Histopathological studies
Tissue preparation
Histopathological analysis of the stomach sections was performed. Samples were fixed in 10% phosphate-buffered formalin for 48 h. The tissues were subsequently trimmed, dehydrated in four grades of alcohol (70, 80, 90, and absolute alcohol), cleared in three grades of xylene, and embedded in molten wax.

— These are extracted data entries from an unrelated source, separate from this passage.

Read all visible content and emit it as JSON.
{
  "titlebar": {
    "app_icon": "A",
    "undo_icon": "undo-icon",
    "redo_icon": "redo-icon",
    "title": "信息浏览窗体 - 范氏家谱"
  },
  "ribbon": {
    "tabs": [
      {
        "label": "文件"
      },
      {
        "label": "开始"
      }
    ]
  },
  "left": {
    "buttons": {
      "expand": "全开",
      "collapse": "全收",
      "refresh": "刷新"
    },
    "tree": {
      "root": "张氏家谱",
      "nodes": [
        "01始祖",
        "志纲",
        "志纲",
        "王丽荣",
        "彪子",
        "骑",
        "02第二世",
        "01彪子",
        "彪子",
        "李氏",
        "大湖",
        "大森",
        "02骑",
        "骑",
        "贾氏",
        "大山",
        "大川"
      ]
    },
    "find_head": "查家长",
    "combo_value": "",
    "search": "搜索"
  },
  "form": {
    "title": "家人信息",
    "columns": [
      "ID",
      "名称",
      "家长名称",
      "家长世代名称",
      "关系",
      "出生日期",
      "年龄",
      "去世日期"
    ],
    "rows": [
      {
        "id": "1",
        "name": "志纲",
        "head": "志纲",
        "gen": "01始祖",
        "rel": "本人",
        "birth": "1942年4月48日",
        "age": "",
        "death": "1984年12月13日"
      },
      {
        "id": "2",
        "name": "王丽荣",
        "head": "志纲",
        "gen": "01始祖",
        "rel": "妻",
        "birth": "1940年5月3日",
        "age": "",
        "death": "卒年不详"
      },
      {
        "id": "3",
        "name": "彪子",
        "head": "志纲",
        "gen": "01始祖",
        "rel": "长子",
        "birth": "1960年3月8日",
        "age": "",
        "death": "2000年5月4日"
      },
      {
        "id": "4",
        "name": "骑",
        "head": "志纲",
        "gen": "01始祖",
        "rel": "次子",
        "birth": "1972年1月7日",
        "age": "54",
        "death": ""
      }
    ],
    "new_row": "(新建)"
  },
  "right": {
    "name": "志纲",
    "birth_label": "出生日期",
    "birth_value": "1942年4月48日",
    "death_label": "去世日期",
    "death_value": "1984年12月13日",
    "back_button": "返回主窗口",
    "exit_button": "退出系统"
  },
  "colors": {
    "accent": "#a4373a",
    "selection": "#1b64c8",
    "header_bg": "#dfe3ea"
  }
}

On solidification, the blocks were sectioned, 5 µm thick with a rotary microtome, floated in a water bathe, and incubated at 60 °C for 30 min. The 5-µm-thick sectioned tissues were subsequently cleared in three grades of xylene and rehydrated in three grades of alcohol (90, 80, and 70%). The sections were then stained with hematoxylin for 15 min. Blue was performed using ammonium chloride. Differentiation was performed using 1% acid alcohol before counterstaining with eosin. Permanent mounts were made on degreased glass slides using DPX mountant.
Slide examination
The prepared slides were viewed using ×4, ×10, and ×40 objective lenses on a Motic™ compound light microscope. Photomicrographs were obtained at ×160 magnification with a Motic™ 5.0 megapixels microscope camera.
Statistical analysis
GraphPad Prism version 7.0 was used to analyze the data. One-way ANOVA was used, followed by Dunnett's multiple comparisons post hoc test. Data are presented as mean ± standard error of the mean (SEM). P < 0.05, 0.01, and 0.001 were considered statistically significant.